Нечего и говорить, что мы не прибавляли к имени Ленина никаких эпитетов. Все эти бесконечные "великий" и "любимый" вошли в обиход при Сталине. Божественно-холопские величания с их чисто семинарской елейностью адресовались, прежде всего, именно ему. К семинарскому стилю я приучен не был – и не привык до сих пор.
Нетерпимость к ханжеству и лицемерию особенно заметна была в Марусе. Сочетаясь с тонкой насмешливостью, она делала ее опасной для людей фальшивых, "себе на уме". Глубоко искренняя, Маруся не была простодушной, хотя и любила простодушных людей.
Маруся и Рафаил изобрели устную газету "Шпилька". Ребята из Пересыпи приходили на Молдаванку, чтобы послушать ее. Не ахти какое было наше остроумие, но за неимением лучшего – нравилось.

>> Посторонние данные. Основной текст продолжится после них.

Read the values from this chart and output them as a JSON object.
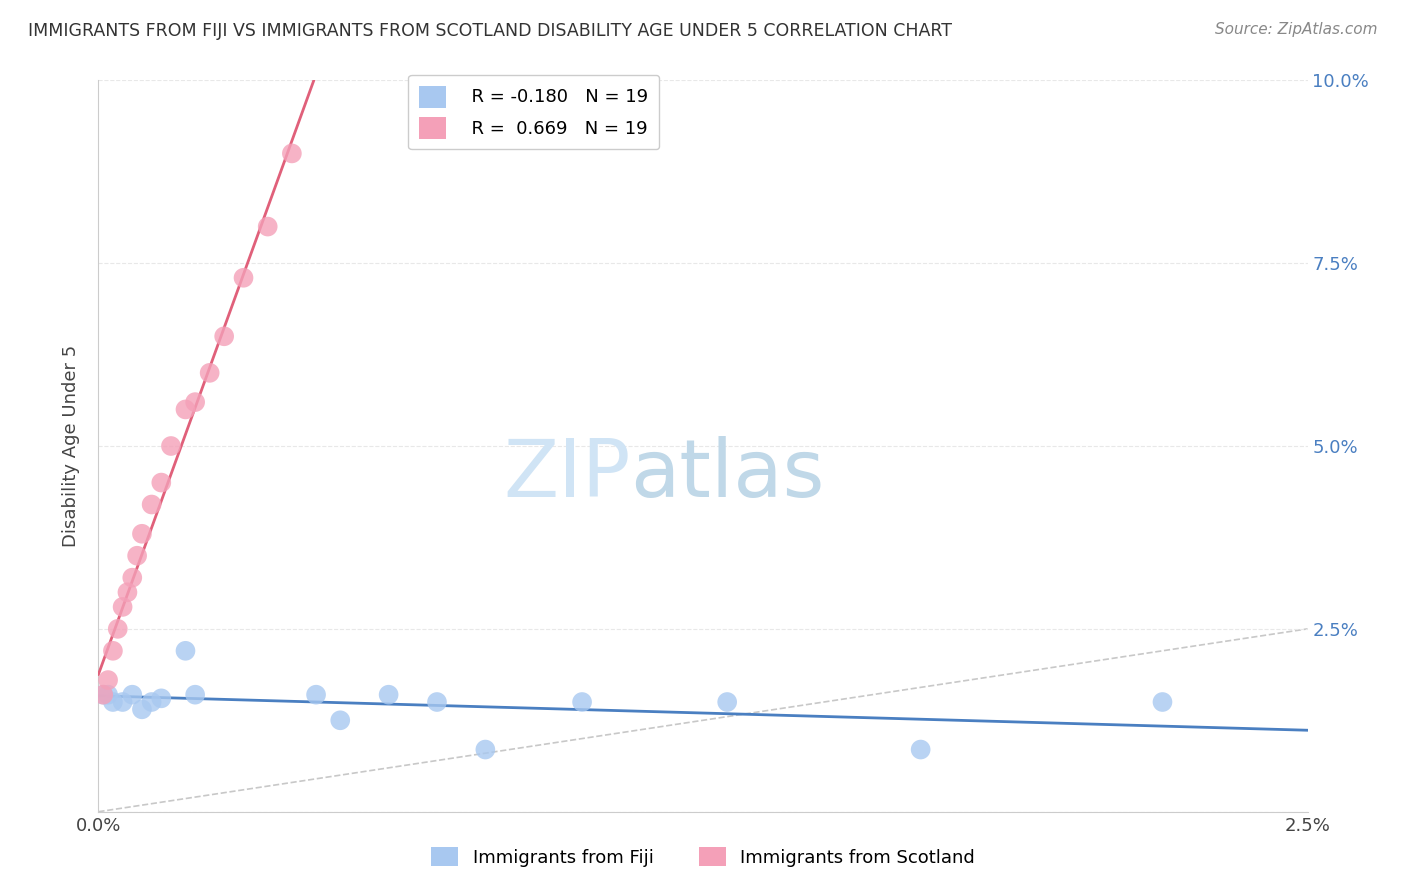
{
  "title": "IMMIGRANTS FROM FIJI VS IMMIGRANTS FROM SCOTLAND DISABILITY AGE UNDER 5 CORRELATION CHART",
  "source": "Source: ZipAtlas.com",
  "ylabel": "Disability Age Under 5",
  "r_fiji": -0.18,
  "r_scotland": 0.669,
  "n_fiji": 19,
  "n_scotland": 19,
  "xmin": 0.0,
  "xmax": 0.025,
  "ymin": 0.0,
  "ymax": 0.1,
  "yticks": [
    0.0,
    0.025,
    0.05,
    0.075,
    0.1
  ],
  "ytick_labels": [
    "",
    "2.5%",
    "5.0%",
    "7.5%",
    "10.0%"
  ],
  "xtick_labels": [
    "0.0%",
    "2.5%"
  ],
  "color_fiji": "#a8c8f0",
  "color_scotland": "#f4a0b8",
  "trendline_fiji": "#4a7fc1",
  "trendline_scotland": "#e0607a",
  "diagonal_color": "#c8c8c8",
  "fiji_x": [
    0.0001,
    0.0002,
    0.0003,
    0.0005,
    0.0007,
    0.0009,
    0.0011,
    0.0013,
    0.0018,
    0.002,
    0.0045,
    0.005,
    0.006,
    0.007,
    0.008,
    0.01,
    0.013,
    0.017,
    0.022
  ],
  "fiji_y": [
    0.016,
    0.016,
    0.015,
    0.015,
    0.016,
    0.014,
    0.015,
    0.0155,
    0.022,
    0.016,
    0.016,
    0.0125,
    0.016,
    0.015,
    0.0085,
    0.015,
    0.015,
    0.0085,
    0.015
  ],
  "scotland_x": [
    0.0001,
    0.0002,
    0.0003,
    0.0004,
    0.0005,
    0.0006,
    0.0007,
    0.0008,
    0.0009,
    0.0011,
    0.0013,
    0.0015,
    0.0018,
    0.002,
    0.0023,
    0.0026,
    0.003,
    0.0035,
    0.004
  ],
  "scotland_y": [
    0.016,
    0.018,
    0.022,
    0.025,
    0.028,
    0.03,
    0.032,
    0.035,
    0.038,
    0.042,
    0.045,
    0.05,
    0.055,
    0.056,
    0.06,
    0.065,
    0.073,
    0.08,
    0.09
  ],
  "watermark_zip": "ZIP",
  "watermark_atlas": "atlas",
  "watermark_color_zip": "#d0e4f5",
  "watermark_color_atlas": "#c0d8e8",
  "background_color": "#ffffff",
  "grid_color": "#e8e8e8"
}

По утрам, макая хлеб в кружку ячменного кофе, мы втроем сочиняли фельетоны для "Шпильки". Доставалось всем – от девушек из ячейки табачной фабрики до секретаря губкома. По вечерам, под дружный общий смех, мы читали в переполненном зале клуба свою устную газету. И представьте – действовало. Тоже на всех – от секретаря губкома до девушек-табачниц. Даже саму Марусю та же "Шпилька" заставила сменить штаны на юбку, хотя прозвище "Маруся в штанах" и после этого осталось за ней надолго.
Далеко ей было до красавицы, но Маруся была украшением нашего района. Она умела дружить с ребятами лучше, чем с девушками, хотя девушки очень к ней тянулись. Может, именно это вызывало у нее оттенок снисходительности? А с парнями она чувствовала себя более по-свойски, она была им ровня.